2026-02-21
1 小时 0 分钟I'm Dan Kurtz-Valen, and this is the Foreign Affairs Interview.
Putin wanted the war, okay?
He wanted the war from the very outset during the negotiations in 2021 when the ultimatums he issued.
He still wants the war,
and he wants it more than all the other things currently being offered on the table.
February 24th marks the fourth anniversary of Russia's full-scale invasion of Ukraine.
After Moscow's initial onslaught, Ukrainian counter-offensives, and slow Russian gains since,
the war has settled into a brutal pattern of attrition, adaptation, and endurance.
Ukrainian cities are rationing electricity,
as the Ukrainian military struggles to muster the manpower and munitions needed to gain a decisive edge.

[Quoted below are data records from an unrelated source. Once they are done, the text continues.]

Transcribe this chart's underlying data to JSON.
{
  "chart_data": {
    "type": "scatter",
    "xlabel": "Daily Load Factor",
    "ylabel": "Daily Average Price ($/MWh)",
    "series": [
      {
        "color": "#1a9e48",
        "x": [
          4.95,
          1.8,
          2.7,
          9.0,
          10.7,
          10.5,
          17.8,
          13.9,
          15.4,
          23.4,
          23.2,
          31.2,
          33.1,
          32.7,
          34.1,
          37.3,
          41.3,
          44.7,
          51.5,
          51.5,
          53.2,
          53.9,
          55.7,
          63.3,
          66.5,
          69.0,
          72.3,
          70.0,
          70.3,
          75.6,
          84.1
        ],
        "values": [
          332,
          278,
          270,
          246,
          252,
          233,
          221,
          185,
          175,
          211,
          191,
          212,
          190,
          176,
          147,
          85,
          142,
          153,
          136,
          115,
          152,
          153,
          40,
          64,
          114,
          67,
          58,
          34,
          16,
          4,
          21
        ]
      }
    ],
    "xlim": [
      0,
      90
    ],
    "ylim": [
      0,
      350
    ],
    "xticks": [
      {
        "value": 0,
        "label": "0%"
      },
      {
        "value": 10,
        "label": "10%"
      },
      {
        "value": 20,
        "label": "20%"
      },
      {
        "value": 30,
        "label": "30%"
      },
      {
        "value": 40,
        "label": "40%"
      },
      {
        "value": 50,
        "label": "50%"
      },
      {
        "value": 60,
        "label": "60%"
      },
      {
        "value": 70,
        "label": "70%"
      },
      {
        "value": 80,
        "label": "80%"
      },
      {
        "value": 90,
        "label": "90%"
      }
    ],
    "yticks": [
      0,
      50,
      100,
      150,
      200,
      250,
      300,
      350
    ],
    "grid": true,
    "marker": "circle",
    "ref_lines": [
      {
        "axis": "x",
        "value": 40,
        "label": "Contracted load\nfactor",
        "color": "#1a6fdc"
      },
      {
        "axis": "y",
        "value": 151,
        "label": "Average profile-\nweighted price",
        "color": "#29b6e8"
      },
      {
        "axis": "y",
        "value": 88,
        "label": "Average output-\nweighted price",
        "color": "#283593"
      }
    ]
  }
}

Meanwhile, the battlefield has become a hellscape of drones and artillery fire,
with no clear breakthrough for either side in sight.
Michael Kaufman has been one of the sharpest observers and analysts of the changing nature of the war from Russia's troop buildup in late 2021 to the present in the pages of Foreign Affairs and elsewhere.

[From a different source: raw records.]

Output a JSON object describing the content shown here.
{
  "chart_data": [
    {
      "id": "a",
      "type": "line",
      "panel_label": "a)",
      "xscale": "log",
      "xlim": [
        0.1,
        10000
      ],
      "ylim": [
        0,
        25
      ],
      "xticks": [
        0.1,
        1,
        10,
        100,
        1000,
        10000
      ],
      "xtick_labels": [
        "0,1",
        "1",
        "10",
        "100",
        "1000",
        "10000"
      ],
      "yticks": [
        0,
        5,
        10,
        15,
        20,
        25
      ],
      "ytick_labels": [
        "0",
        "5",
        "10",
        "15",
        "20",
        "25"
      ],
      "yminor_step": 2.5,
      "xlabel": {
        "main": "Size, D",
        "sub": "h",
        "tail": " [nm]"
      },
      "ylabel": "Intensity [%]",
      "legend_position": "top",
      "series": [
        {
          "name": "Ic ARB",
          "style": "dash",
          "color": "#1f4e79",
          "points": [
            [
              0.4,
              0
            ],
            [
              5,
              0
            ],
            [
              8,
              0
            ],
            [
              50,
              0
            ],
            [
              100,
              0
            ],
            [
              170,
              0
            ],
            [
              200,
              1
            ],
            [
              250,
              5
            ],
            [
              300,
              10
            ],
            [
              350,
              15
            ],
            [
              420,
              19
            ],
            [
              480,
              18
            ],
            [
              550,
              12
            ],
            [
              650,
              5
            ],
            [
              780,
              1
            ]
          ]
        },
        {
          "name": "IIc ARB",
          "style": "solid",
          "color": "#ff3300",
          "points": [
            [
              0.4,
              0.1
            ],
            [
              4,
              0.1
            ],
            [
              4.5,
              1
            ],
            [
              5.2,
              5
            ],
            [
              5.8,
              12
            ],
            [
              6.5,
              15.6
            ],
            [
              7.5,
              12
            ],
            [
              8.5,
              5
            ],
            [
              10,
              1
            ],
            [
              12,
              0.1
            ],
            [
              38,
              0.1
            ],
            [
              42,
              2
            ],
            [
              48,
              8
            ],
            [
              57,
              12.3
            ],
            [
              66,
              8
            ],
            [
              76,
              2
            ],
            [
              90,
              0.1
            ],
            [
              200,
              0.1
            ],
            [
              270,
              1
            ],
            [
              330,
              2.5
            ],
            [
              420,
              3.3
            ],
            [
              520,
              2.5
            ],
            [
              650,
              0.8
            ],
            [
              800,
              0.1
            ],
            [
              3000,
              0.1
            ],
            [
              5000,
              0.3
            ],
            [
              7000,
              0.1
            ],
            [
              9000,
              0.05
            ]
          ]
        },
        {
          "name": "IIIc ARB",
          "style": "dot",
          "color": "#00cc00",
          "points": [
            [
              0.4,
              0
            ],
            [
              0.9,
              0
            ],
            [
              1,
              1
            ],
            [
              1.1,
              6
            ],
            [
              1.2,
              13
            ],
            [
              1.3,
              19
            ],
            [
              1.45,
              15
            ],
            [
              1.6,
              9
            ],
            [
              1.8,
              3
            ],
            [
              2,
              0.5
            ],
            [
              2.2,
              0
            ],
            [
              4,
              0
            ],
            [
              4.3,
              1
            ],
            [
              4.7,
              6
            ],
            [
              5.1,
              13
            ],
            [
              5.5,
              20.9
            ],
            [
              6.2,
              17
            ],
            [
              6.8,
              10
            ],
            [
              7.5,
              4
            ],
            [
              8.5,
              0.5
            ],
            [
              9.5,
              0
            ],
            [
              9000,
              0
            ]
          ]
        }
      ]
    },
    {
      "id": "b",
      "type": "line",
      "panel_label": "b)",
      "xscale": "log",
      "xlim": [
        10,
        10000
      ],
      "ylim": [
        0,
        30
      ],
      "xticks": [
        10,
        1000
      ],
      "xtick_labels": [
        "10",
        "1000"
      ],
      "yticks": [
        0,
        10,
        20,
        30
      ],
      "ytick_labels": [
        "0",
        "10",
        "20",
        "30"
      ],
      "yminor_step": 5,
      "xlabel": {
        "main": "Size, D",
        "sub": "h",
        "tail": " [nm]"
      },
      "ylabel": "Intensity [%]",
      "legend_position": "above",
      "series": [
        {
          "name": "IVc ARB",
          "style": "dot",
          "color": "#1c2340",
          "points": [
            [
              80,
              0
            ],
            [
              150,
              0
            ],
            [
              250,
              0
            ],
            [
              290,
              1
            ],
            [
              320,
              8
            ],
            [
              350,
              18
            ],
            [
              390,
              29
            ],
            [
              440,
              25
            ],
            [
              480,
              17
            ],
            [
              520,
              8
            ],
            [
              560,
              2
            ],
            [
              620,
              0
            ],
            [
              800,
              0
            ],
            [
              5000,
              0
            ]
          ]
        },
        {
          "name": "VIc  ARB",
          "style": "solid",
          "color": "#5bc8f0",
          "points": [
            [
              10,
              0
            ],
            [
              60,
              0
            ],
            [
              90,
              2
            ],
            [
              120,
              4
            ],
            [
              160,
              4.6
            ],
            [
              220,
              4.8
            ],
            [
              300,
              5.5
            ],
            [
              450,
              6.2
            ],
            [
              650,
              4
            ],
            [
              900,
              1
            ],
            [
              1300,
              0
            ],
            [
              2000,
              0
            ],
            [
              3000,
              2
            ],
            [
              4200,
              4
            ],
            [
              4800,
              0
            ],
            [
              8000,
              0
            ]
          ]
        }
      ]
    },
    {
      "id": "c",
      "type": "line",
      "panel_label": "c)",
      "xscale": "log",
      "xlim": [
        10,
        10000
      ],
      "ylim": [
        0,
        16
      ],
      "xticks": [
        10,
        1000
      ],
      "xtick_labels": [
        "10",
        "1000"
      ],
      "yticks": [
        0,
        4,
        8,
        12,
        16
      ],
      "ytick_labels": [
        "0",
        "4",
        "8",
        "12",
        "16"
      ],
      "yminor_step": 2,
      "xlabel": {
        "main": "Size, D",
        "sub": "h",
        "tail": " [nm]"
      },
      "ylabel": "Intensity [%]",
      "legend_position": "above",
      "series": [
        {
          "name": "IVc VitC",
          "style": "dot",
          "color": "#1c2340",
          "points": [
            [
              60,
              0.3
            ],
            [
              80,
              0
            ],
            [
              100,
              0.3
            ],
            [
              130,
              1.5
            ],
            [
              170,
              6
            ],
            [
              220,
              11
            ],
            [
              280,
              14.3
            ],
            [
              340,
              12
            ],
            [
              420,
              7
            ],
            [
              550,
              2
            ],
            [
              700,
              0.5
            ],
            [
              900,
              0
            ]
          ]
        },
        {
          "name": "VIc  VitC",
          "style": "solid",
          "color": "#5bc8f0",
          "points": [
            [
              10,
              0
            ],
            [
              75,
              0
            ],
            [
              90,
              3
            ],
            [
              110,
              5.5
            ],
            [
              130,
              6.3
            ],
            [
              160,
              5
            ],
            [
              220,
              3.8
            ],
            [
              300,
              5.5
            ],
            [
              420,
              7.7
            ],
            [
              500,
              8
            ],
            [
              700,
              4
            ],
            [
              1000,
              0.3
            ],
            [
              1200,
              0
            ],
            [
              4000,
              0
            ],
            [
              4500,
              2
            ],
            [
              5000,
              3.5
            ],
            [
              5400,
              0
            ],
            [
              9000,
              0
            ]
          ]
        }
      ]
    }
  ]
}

He has also considered the geopolitical implications of each new phase of fighting,
what the continued threat of a belligerent Russia means for the West,
and how Ukraine's allies can prepare it for sustained conflict.
Now, as the war enters its fifth year, Kaufman,
a senior fellow at the Carnegie Endowment for International Peace,
argues that Russia retains battlefield advantages, but they have not proved decisive,
and more and more, time is working against Moscow.